Discover a goldmine of French whites
On my way down to Bordeaux from Paris last week, I stopped off in Sancerre to visit an old friend.
I’ve sold his wines for 12 years, so it was about time I paid a visit!
Sancerre, which is just two hours south of Paris, is the holy grail of Sauvignon Blanc.
Winemakers all over the world - from New Zealand through to South Africa and Chile - try (and nearly always fail) to emulate it.
What makes this part of the world special is its soils.
Especially Terres Blanches, a similar Kimmeridgian clay-limestone soil that you find in Chablis and parts of Champagne.
These soils give the Sauvignon grapes a kaleidoscope of mouth-watering flavours that you just don’t get anywhere else.
And right beside Sancerre, you’ll find Pouilly Fumé and Menetou-Salon. Definitely less famous, but equally capable of producing world-class Sauvignon.
These are all tiny regions - Sancerre is one-tenth the size of Bordeaux. The wines have been in high demand for decades, especially as they pair so well with the finest gastronomy.
But as the old saying goes - to make a small fortune in the wine business, you must start with a large one.
And that’s exactly what Joost de Villebois did twenty years ago, when he fell in love with the Loire on holidays and bought a vineyard.
As the former chairman of the Dutch Stock Exchange, he was obviously a smart business operator.
But succeeding in wine is a different beast, and a few years later he came to my last company, Naked Wines in the UK, to work together.
The wines and prices were great, but as with so many other producers, he found the selling part difficult.
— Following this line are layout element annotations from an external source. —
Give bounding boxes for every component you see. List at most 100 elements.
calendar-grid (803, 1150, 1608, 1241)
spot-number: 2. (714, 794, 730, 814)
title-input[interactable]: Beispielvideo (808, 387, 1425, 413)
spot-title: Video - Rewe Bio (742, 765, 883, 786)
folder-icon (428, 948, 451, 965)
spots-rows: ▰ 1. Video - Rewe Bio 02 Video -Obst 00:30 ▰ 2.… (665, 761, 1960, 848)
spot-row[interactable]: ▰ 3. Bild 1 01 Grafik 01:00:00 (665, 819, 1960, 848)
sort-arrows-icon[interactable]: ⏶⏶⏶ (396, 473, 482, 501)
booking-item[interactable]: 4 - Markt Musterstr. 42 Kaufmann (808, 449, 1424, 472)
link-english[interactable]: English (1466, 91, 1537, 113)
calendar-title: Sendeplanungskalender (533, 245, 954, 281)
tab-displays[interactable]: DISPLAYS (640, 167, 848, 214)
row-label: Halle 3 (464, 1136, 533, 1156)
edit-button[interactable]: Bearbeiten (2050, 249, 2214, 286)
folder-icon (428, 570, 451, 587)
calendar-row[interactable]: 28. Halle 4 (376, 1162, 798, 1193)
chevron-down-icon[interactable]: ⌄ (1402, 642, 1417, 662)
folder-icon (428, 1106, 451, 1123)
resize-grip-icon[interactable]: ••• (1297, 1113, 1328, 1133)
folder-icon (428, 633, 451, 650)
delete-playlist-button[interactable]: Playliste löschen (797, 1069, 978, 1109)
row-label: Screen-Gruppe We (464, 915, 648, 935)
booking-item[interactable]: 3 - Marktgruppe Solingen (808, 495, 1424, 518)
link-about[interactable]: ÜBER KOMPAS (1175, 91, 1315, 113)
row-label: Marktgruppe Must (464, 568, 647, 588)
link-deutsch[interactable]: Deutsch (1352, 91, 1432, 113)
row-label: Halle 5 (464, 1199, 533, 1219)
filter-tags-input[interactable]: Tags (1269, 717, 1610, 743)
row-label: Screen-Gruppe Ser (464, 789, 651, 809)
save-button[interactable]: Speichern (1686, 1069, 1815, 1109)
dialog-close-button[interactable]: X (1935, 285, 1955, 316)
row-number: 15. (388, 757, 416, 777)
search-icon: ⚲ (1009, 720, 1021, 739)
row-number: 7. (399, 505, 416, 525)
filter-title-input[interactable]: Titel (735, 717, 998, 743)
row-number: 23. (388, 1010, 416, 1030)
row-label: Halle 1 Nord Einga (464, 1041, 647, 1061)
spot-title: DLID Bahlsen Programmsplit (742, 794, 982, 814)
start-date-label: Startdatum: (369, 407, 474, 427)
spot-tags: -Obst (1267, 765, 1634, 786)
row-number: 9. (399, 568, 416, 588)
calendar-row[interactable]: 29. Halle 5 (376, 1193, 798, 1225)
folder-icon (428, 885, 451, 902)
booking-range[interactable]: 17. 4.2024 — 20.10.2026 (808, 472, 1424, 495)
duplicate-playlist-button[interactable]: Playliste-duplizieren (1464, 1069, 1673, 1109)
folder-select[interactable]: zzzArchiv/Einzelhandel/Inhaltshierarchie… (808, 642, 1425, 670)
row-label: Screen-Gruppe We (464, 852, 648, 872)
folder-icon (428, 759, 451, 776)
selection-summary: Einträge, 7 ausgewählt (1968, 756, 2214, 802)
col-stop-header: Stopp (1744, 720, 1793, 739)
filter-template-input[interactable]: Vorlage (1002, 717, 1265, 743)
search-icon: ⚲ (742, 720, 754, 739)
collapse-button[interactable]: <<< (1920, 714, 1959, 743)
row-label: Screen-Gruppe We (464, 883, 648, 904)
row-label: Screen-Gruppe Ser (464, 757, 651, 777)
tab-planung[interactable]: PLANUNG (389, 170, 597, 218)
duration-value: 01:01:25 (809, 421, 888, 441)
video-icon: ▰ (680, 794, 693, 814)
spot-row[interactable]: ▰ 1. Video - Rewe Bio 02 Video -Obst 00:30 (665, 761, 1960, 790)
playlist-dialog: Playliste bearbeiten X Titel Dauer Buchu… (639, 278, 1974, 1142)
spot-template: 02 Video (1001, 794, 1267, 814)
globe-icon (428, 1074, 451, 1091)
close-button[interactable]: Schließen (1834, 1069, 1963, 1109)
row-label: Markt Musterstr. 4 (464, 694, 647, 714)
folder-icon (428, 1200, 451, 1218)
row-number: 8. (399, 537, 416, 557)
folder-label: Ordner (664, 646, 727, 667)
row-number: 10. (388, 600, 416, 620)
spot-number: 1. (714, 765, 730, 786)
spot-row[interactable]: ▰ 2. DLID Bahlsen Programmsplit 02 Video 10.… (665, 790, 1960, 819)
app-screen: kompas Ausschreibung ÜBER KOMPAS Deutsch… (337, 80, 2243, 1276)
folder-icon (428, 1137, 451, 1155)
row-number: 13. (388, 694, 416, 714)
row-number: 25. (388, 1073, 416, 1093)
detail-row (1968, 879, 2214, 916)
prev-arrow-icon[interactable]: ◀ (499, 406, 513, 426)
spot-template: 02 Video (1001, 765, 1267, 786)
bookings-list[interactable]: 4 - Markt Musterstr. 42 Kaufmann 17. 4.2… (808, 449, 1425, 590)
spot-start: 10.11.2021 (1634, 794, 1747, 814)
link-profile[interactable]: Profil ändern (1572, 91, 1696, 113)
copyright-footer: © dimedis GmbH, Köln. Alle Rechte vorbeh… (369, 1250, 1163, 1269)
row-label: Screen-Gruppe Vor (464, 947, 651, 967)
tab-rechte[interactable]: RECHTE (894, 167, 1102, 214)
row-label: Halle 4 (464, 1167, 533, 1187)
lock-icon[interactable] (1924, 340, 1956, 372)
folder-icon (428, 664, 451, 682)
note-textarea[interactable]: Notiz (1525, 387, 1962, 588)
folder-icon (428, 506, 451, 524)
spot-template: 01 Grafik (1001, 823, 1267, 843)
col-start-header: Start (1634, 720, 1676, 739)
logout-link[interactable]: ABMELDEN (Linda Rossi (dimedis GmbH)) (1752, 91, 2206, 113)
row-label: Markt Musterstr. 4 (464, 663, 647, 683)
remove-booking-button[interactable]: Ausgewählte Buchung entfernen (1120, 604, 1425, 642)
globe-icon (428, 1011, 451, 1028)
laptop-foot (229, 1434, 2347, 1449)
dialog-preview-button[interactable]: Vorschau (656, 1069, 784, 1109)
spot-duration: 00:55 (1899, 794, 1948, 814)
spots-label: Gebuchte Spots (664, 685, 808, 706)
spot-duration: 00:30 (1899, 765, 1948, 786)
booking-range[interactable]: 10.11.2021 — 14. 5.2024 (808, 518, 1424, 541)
The bit that was easy for us!
So together we helped each other grow, and by the time I left Naked ten years later, I was buying and selling over half a million bottles of Villebois per year.
As his business went from strength to strength, Joost bought another local business in 2015, called Fournier Père et Fils.
This helped him seriously ramp up capacity and volumes, while maintaining his sky-high quality.
And included in the deal were a handful of tiny and prestigious estates dotted around Sancerre, Pouilly Fumé and Menetou-Salon.
It’s Sauvignon Blanc but not as you know it.
As soon as I told Joost I was starting WineSpark, he sent me over samples from these small estates to try.
And I was blown away - the wines were on another level to what I’d ever tried from him before.
So fresh off my visit to Sancerre, the new 2022 vintages are here so you can taste some of the Loire’s finest whites for yourself.
- Domaine de St Romble Sancerre 2022 - from the famous Terres Blanches soils which give a gloriously wide spectrum of flavour to the Sauvignon grapes - everything from tropical, herbaceous to cassis flavours. This is classic Sancerre at an amazing price
- Domaine de St Romble Sancerre Vieilles Vignes 2022 - made in the same way as the regular Sancerre, but the vines here are up to 90 years old, giving more concentration and power to the wine
- Domaine des Berthiers Pouilly Fumé 2022 - the vineyards are based on silex (flint), which is the most coveted soil in Pouilly Fumé. This brings out a piercing, mineral and almost smoky expression of Sauvignon Blanc - you don’t get this anywhere else in the world!
- Domaine du Grand Brussy Menetou-Salon 2022 - one of the Loire’s best-kept secrets, you don’t find much of it outside of France. You get the elegance and sophistication of a Sancerre, but the clay you find here gives it a much richer and more tropical flavour. Menetou is the white by-the-glass option in nearly every single Parisian restaurant - and it’s easy to see why!
These may be Sauvignon Blanc by name - but they’re a million miles from the overly-intense grassy style you’ll often find from places like New Zealand these days.
It was a proud moment - but the real winner is you.
Seeing how slick and impressive Joost’s operation had become, and knowing the not insignificant part I’d played in it, was a good feeling last week.
But an even better feeling is how this benefits you.
Joost gives me exclusive access to tiny and prestigious estate wines, usually sold on tight allocations to the finest restaurants.
At prices that are only possible from a bigger company - which I happily pass on to you.
As you know by now, that’s the deal around here!